Los tres restantes emprendieron
la marcha en pleno invierno. No llevaban crampones ni cuerdas y su ropa era la
misma que usaban para picar mineral. En los tramos más escarpados arrastraban
el poste como si fuera un compañero caído. Tras semanas de penurias, aseguraron
haber alcanzado la cumbre norte del Denali (—no la más alta, pero muy
respetable— y haber erigido allí su mástil.
Cuando regresaron, medio
congelados y con barba de profeta, la gente de Fairbanks los recibió como
héroes, aunque muchos pensaban que su relato era una fanfarronada de taberna.
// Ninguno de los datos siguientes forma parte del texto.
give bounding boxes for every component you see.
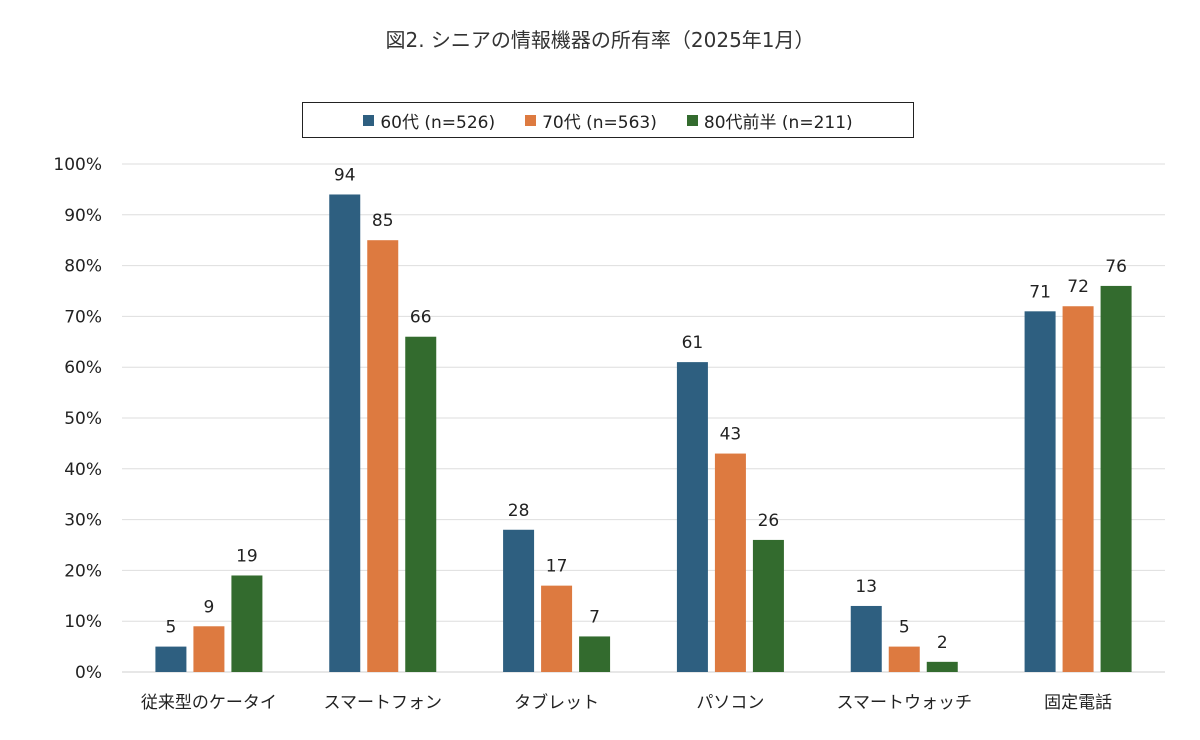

No existían fotografías de la cima ni testigos, y durante un siglo la hazaña quedó
en el limbo entre la gloria y el cuento.
Hasta hace poco. En 2022, unos
investigadores de la Universidad de Alaska encontraron un puñado de fotografías
inéditas de la expedición. En ellas se ve a los mineros posando frente a un
paisaje de hielo infinito, y sí, con su inseparable poste. Los estudios
topográficos sugieren que pudieron llegar a la cumbre norte, lo que, en
justicia, los convierte en los primeros hombres en subir “una parte
significativa” del McKinley. No es poca cosa para cuatro tipos sin crampones ni
patrocinadores.
Los geólogos actuales, con esa
precisión que mata el romance, señalan que el mástil jamás habría sido visible
desde Fairbanks. Pero a mí me gusta imaginar que, durante unos días de 1910,
entre el hielo y el cielo, hubo un trozo de abeto al que el viento se aferraba
como a un improbable estandarte.
Quizá la verdad no importe tanto.
En Alaska, las historias suelen ser más grandes que los hechos: osos de cinco
metros, mineros que suben montañas imposibles, hombres que desaparecen en la
nieve para volverse leyenda. El McKinley sigue allí, majestuoso e indiferente,
pero en un bar de Fairbanks todavía se brindan cervezas por aquellos cuatro
locos que decidieron enfrentarse al techo del continente con un tronco y una
apuesta.
Y uno no puede evitar pensar que,
si los Sourdoughs vivieran hoy, serían influencers de montaña con
patrocinio de ropa térmica y un dron para las fotos. Pero prefiero la versión
antigua: la del bar, el güisqui y el poste de abeto que subió hasta el cielo.